Lessons in Gratitude Day 531

It feels like it’s been a long day, though I wasn’t at work and really didn’t have much to do today. I think it is post-Christmas let-down. My daughter and I spent a semi-lazy morning before going out for lunch then heading to the airport where I would put her on a plane back West. Was she really here for almost three weeks? Of course she spent the first week she was here laid up sick with strep throat, then the rest of her visit went so fast we could scarcely believe it was over. Although the time felt short, I am glad to have had her with me over these days. She was able to spend time in my house, reconnect with the dog, come to work with me, spend time with her aunties, and see first hand where I have settled and that I am alright. I am grateful for that.

Tomorrow will be a relatively quiet day. After all the hubbub of the holidays the sudden return to relative solitude will probably feel a little odd at first. I have some cleaning and organizing to do–my office is still laden with boxes and my desktop is a mess. In the process of getting the spare room ready for Michal’s habitation, I hastily tossed a number of things into my office. Now both rooms are messy and in need of serious straightening and dejunking. I have a lot of things I need to put in order as the year ends and 2013 begins. But I have to laugh somewhat ruefully as I write this because part of me wants to spend the next few days doing absolutely nothing.

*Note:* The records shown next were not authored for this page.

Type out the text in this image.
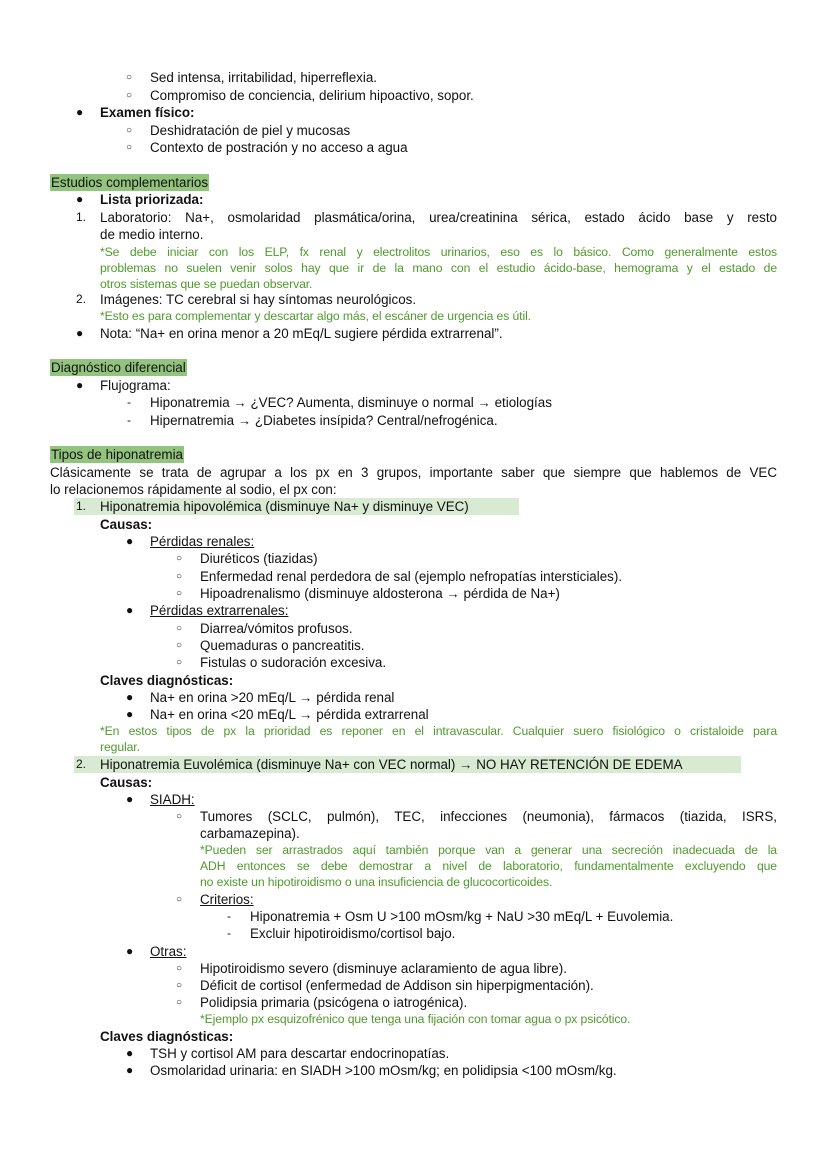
○ Sed intensa, irritabilidad, hiperreflexia.
○ Compromiso de conciencia, delirium hipoactivo, sopor.
● Examen físico:
○ Deshidratación de piel y mucosas
○ Contexto de postración y no acceso a agua
Estudios complementarios
● Lista priorizada:
1. Laboratorio: Na+, osmolaridad plasmática/orina, urea/creatinina sérica, estado ácido base y resto
de medio interno.
*Se debe iniciar con los ELP, fx renal y electrolitos urinarios, eso es lo básico. Como generalmente estos
problemas no suelen venir solos hay que ir de la mano con el estudio ácido-base, hemograma y el estado de
otros sistemas que se puedan observar.
2. Imágenes: TC cerebral si hay síntomas neurológicos.
*Esto es para complementar y descartar algo más, el escáner de urgencia es útil.
● Nota: “Na+ en orina menor a 20 mEq/L sugiere pérdida extrarrenal”.
Diagnóstico diferencial
● Flujograma:
- Hiponatremia → ¿VEC? Aumenta, disminuye o normal → etiologías
- Hipernatremia → ¿Diabetes insípida? Central/nefrogénica.
Tipos de hiponatremia
Clásicamente se trata de agrupar a los px en 3 grupos, importante saber que siempre que hablemos de VEC
lo relacionemos rápidamente al sodio, el px con:
1. Hiponatremia hipovolémica (disminuye Na+ y disminuye VEC)
Causas:
● Pérdidas renales:
○ Diuréticos (tiazidas)
○ Enfermedad renal perdedora de sal (ejemplo nefropatías intersticiales).
○ Hipoadrenalismo (disminuye aldosterona → pérdida de Na+)
● Pérdidas extrarrenales:
○ Diarrea/vómitos profusos.
○ Quemaduras o pancreatitis.
○ Fistulas o sudoración excesiva.
Claves diagnósticas:
● Na+ en orina >20 mEq/L → pérdida renal
● Na+ en orina <20 mEq/L → pérdida extrarrenal
*En estos tipos de px la prioridad es reponer en el intravascular. Cualquier suero fisiológico o cristaloide para
regular.
2. Hiponatremia Euvolémica (disminuye Na+ con VEC normal) → NO HAY RETENCIÓN DE EDEMA
Causas:
● SIADH:
○ Tumores (SCLC, pulmón), TEC, infecciones (neumonia), fármacos (tiazida, ISRS,
carbamazepina).
*Pueden ser arrastrados aquí también porque van a generar una secreción inadecuada de la
ADH entonces se debe demostrar a nivel de laboratorio, fundamentalmente excluyendo que
no existe un hipotiroidismo o una insuficiencia de glucocorticoides.
○ Criterios:
- Hiponatremia + Osm U >100 mOsm/kg + NaU >30 mEq/L + Euvolemia.
- Excluir hipotiroidismo/cortisol bajo.
● Otras:
○ Hipotiroidismo severo (disminuye aclaramiento de agua libre).
○ Déficit de cortisol (enfermedad de Addison sin hiperpigmentación).
○ Polidipsia primaria (psicógena o iatrogénica).
*Ejemplo px esquizofrénico que tenga una fijación con tomar agua o px psicótico.
Claves diagnósticas:
● TSH y cortisol AM para descartar endocrinopatías.
● Osmolaridad urinaria: en SIADH >100 mOsm/kg; en polidipsia <100 mOsm/kg.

I am grateful for these next few days when I don’t have to go to work. While there are plenty of things I could be doing and an even larger number of things I should be doing, the possibility remains that, for tomorrow at least, I won’t do any of them. Not a single one. We shall see. I’ve spent the better part of my life doing the right thing, doing what I was supposed to do, doing what was expected of me. And for the most part that has been a good thing. Still, I am grateful for those times when I haven’t lived my life by the shoulds and have instead listened to the distant beat of my own drummer and done my own thing. It hasn’t always been easy, and there have been consequences when I’ve chosen to go my own way in opposition to conventional wisdom. But I know that these are all threads woven throughout the tapestry of my life; to remove one thread is to change the richness of my life. Each thread adds it’s own color and texture to the pattern of my life, it is vibrant and dynamic.

So I look forward to the next few days. I hope to balance my need to get some constructive and practical things done with my desire to do something whimsical and fun like putting together my race car set that hasn’t been out of the box in a few years and zipping  the cars around the track. Or perhaps I’ll get out one of the jigsaw puzzles I’ve had for years and have never finished putting together. Or, I’ll work on my novel. The possibilities are so many that it would be easy to get overwhelmed and end up doing nothing. That would be quite sad and I’m determined to get to the end of my holiday break from work and say, “Wow, I’m glad I did that. It was fun.” We’ll see how it goes. I’ll be sure to report back.